Todo era rosa, luces parpadeantes y sándalo; rosas en las paredes, como si aquella casa fuera el palacio de un poeta romántico tardío con reminiscencias moderadamente rococós; rosas en tu ropa interior, aunque me recibías casi desnuda, sentada en el sofá tapizado de flores, con las piernas cruzadas, como si pretendieras velar, acaso, tu desnudez. Las luces titileantes de las lamparillas que colocabas en el suelo, en las estanterías, brillantes como los ojos de los gatos en la oscuridad, dibujaban luces y sombras en tus senos; tu mirada era el comienzo de una sonrisa y celada en la que dejarse atrapar gozoso. Tú eras la mujer morena en una vida de mujeres rubias y de ojos claros; tu carne era dura, tus músculos marcados, como si practicaras algún deporte, aunque nunca te hubieras rebajado a tal. Eras carnalidad, placer y desahogo, por eso acudí a buscarte a aquella casa antigua, de techos propios del París del siglo diecinueve.
Debía comenzar a padecer los problemas derivados de la crisis de los cuarenta -esa edad en la que los hombres descubrimos que no hemos llegado a ser nada y que nunca lo seremos, a pesar de nuestros sueños juveniles- porque busqué en tu calle, y encontré el viejo café en el que a media tarde nos solazábamos con un cortado y una copa de armagnac, después de dejar que mi cuerpo se vertiera feliz en ti; encontré la librería de viejo con sus grabados iluminados a mano y los gruesos libros de autores ya olvidados, buscados tan sólo por eruditos y por amantes de lo extraño; pero no encontré la casa en la que cada tarde de lunes y de viernes me hacías sentir un hombre, el mismo que había olvidado ser, castrado por el trabajo, el matrimonio cargado de hijos, la vida gris en un entorno de matrimonios burgueses, la rutina de cama, mesa y flexo, comida de restaurante de menú, merienda familiar, televisión y cama.
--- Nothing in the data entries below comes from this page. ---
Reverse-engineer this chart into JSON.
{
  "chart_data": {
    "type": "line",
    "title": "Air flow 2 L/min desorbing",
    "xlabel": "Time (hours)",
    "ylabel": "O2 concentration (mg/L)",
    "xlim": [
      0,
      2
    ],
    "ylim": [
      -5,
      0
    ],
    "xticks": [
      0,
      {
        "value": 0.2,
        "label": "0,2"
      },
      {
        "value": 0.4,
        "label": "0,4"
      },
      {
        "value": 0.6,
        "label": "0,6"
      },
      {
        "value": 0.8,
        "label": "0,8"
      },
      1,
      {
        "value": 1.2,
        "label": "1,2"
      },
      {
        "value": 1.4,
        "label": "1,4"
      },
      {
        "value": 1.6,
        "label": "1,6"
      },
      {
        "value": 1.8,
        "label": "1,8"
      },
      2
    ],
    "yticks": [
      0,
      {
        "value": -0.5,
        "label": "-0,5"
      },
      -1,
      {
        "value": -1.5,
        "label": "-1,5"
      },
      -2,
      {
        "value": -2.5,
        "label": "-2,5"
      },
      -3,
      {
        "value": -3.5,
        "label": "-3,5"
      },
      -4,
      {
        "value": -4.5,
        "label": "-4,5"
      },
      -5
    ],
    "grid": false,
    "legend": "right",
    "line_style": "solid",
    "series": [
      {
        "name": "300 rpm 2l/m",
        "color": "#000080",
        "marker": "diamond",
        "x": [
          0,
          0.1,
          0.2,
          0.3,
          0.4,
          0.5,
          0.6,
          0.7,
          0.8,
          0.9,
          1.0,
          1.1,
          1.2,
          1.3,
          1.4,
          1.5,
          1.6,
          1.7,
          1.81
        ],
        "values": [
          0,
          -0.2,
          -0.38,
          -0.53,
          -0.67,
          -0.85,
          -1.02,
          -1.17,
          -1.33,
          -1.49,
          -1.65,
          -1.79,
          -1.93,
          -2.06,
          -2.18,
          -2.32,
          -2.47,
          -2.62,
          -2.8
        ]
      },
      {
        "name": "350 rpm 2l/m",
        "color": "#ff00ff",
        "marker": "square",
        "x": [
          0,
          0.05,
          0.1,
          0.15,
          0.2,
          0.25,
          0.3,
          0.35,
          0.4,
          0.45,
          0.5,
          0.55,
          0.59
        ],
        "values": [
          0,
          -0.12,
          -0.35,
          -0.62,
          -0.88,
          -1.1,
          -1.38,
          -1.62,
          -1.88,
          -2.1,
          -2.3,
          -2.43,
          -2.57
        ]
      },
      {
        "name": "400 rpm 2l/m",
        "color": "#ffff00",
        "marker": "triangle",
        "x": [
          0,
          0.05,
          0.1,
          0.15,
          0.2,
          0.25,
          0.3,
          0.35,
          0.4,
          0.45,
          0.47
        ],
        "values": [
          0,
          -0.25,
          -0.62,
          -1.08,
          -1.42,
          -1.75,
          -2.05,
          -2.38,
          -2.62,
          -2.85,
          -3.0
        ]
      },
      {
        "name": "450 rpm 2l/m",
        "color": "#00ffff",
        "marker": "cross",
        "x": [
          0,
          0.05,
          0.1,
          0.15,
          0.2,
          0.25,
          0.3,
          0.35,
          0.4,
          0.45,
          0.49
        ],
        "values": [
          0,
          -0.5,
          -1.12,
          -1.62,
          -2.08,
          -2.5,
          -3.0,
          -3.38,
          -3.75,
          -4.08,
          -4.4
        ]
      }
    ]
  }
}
No parecía razonable; Evas, recuerdo el rótulo forjado en hierro, pintado en un rojo oscuro, estaba situado entre la cafetería y la librería de viejo. Cuántas tardes no entré a buscar un libro para dejar pasar el tiempo hasta que llegara mi turno. En una ocasión te regalé la Eva Futura de Villiers de l’Isle Adam, y en otra las sonatas de don Ramón del Valle Inclán, a quienes el Señor haya perdonado. No pudiste acabar de leer el libro del francés, pero reconociste haber llorado de emoción con los amores del viejo marqués de Bradomín.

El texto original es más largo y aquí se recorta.